Finance

Fed Holds 3.50%-3.75% Rate; Traders Eye 2026 Path

The Federal Reserve is widely seen keeping the federal funds rate at 3.50%-3.75% when it announces its decision at 2:00 p.m. ET on Jan. 28, 2026. Powell’s 2:30 p.m. ET press conference will be the moment markets hunt for clues about the longer-term policy path.

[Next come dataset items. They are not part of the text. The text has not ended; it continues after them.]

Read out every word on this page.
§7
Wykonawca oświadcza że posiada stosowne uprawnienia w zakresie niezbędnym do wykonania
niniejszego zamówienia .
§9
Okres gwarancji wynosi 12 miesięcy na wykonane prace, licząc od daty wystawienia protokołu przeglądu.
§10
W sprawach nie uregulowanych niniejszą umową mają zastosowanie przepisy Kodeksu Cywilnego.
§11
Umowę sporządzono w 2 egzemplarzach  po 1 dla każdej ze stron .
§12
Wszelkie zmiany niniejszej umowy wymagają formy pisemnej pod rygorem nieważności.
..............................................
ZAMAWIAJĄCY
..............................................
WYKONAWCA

Fed Holds 3.50%-3.75% Rate; Traders Eye 2026 Path

Key Takeaways

  • Fed is expected to hold the rate at 3.50%-3.75% today, per market expectations.
  • CME FedWatch shows pricing for up to two 25-basis-point cuts in 2026.
  • Allianz Trade’s Maxime Darmet predicts only one 25bp cut in 2026, likely in June.
  • Longer-term rates will reflect inflation and other factors even if the policy rate is held.
  • Prediction markets show Rick Rieder as a leading candidate to succeed Powell, with about 43% odds on Kalshi vs. 29% for Kevin Warsh.

People Involved

  • Jerome PowellFed Chair
  • Maxime DarmetAllianz Trade senior economist for the U.S., France and U.K.
  • Rick RiederBlackRock senior managing director, CIO of Global Fixed Income
  • Kevin WarshFormer Federal Reserve Governor

Entities Involved

  • Federal ReserveU.S. central bank setting monetary policy
  • CME GroupOperator of the FedWatch probability tool for rate expectations
  • Allianz TradeEconomic research arm; contributor Maxime Darmet's employer
  • BlackRockAsset management firm; employer of Rick Rieder
  • KalshiPrediction market platform hosting odds on leadership succession
  • Federal Open Market Committee (FOMC)Fed's policy-making body

MarketMoodz Analysis

Investors should calibrate portfolios around a Fed that signals slower or fewer cuts. A hold near current levels can keep short-duration yields anchored, but long-duration assets and cyclical equities may struggle if the dot plot suggests minimal easing ahead. If traders push in more cuts, risk assets could rally; if not, volatility around inflation data tends to persist.

Historically, the pace of rate cuts follows the inflation trajectory and the labor market's resilience. With inflation cooling and productivity contributing to GDP growth, markets have debated how quickly the Fed will ease in 2026—pricing in as many as two cuts at times and, at other moments, forecasting only a single move.

What to watch next: Powell’s remarks at the press conference, the updated dot plot, and incoming inflation and payrolls data will be the clearest signals on the 2026 path. Monitor shifts in long-term yields, market-implied cuts, and any guidance that hints at the timing of a June or later move.